A “Magic Flute” for Our Times

Kenneth Branagh’s “The Magic Flute”: Rebalancing Masculine and Feminine

The “Elucidation” is a French poem from the early 13th century that is often called the Grail Precursor or Prologue,  for in it we find many elements of what will become the story of the search for the Holy Grail. The second section of the poem tells of how the Maidens of the Well would serve food and drink in golden bowls to travelers who asked politely for their help. Then King Amangon raped one of the maidens and stole her golden bowl. As a result,

Afterwards many others did likewise
Because of the example given
By the king who should have protected the maidens
And guarded and kept them safe.

The violated maidens retreat to the Castle of the Fisher King, which then vanishes. Amangon and his knights all meet “dreadful ends,” but the repercussions don’t end there.

The land was so wasted
That no tree ever bloomed there again,
The grasses and flowers withered,
And the streams dried up.

A century later, Arthur and his knights hear the story and immediately resolve to redress this crime and restore the land. They not only protect women, but set out to destroy “the lineage of those who had harmed” the maidens by fighting and killing all would-be rapists. They are told that the wrong will not be righted until knights and maidens have traveled together to find the Court of the Fisher King. The Prologue then tells us that they succeed:

And through them the kingdom was so replenished
That the streams that had stopped flowing
And the springs that had surged forth
Long ago but were now dried up
All flowed again through the meadows;
The grass was once more green and thick
And the woods leafy and shaded.

Although subsequent versions of the story focus on the search for the Fisher King and the Holy Grail and ignore the tale of the violated maidens, this myth appears in other cultures. For example, an ancient Hindu myth tells of Vritra, a demon who has drunk up the rivers and turned the land to a desert. In response Indra, the god of war, joins with Sarasvati, goddess of learning and music, to destroy the demon, and the land is restored.

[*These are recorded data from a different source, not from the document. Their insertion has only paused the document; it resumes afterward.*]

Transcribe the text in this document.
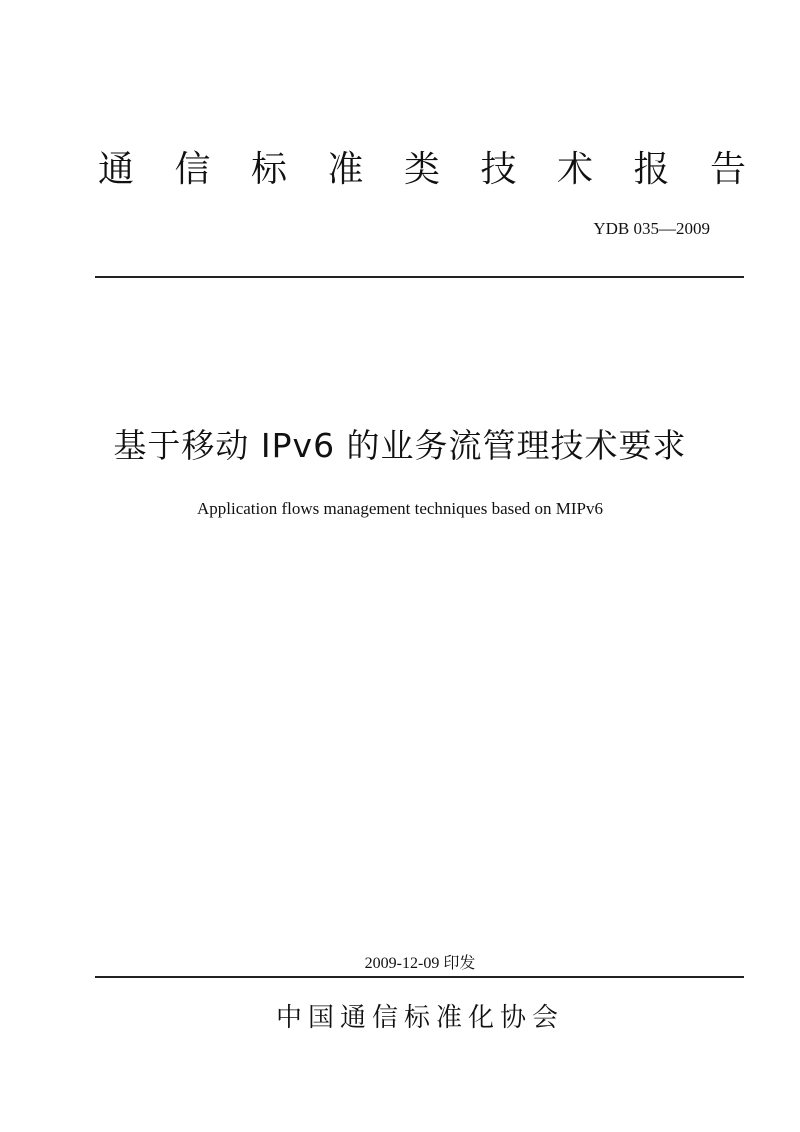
通 信 标 准 类 技 术 报 告
YDB 035—2009
基于移动 IPv6 的业务流管理技术要求
Application flows management techniques based on MIPv6
2009-12-09 印发
中国通信标准化协会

When the masculine and feminine get out of balance, the water disappears and the land gets poisoned, as T.S. Eliot describes in his poem “The Waste Land.” Everything dies. The air is filled with dust and the light is dimmed until noble, true-hearted warriors join with the feminine and with her aid, restore the land to health.

Mozart’s “Magic Flute,” at its most basic, is a typical heroic quest story where the hero Tamino, under the guidance of the wise wizard Sarastro, defeats the evil Queen of the Night and rescues the princess Pamina. When Kenneth Branagh made a film of the opera, he turned to his brilliant friend Stephen Fry for an updated libretto. The result is a gorgeous re-imagining of Mozart’s opera as a reunion of masculine and feminine that restores the poisoned land.

Branagh and Fry set the opera in a world war context. The Queen rides a tank and leads an army, while the serpents that threaten Tamino are tendrils of the poison gas she has released. The Queen represents the destructive side of the feminine that erupts when it is not honored by the masculine, which can happen in both men and women; unless we honor that within us that nurtures and heals, the resulting inner void can make us greedy and cruel to others. In Fry’s libretto, the Queen feels betrayed by Sarastro, her former lover, and her anger is so great she cannot hear Sarastro’s regret and attempts at reconciliation. In her bitterness, she sees their daughter, the maiden Pamina, as a pawn to be used for her own ends, even promising Pamina to a would-be rapist as a reward for his help.

Sarastro is on the side of the light. We grasp that he has learned wisdom in age and now, having failed to reconcile with the feminine, has become the old man who trains the young hero. (How many wise old men were fools when they were young, and now seek to help other young men avoid their mistakes?) In “The Magic Flute,” the princess is not just the prize, as is the usual case in a hero quest story; Pamina holds the magic flute whose music protects and heals. Together, Tamino and Pamino pass through the hero’s trials and emerge, both with a hand holding the magic flute as they raise it over their heads. The flute plays, the forces of darkness are expelled, and the land is healed.

We are seeing this myth play out here and now. The demonic forces of greed are threatening to take over; the king violates women and encourages other men to follow his example; those who have become embittered because their needs have been neglected are lashing out.

But  already the righteous knights are responding. Seasoned warriors are joining with First Nations peoples to help protect the waters of this land. Thousands of veterans went to Standing Rock to face down those who would rape the land and poison the water. When they arrived on the reservation, the leaders of the warriors knelt and begged forgiveness of the tribal elders, the guardians of the land, for their past transgressions. They then vowed to fight alongside them and defend the land, not just at Standing Rock but at Flint, Michigan, where the water has been poisoned for decades, and anywhere else they are needed. Amidst the fear and anger of these times, the magic flute is beginning to play.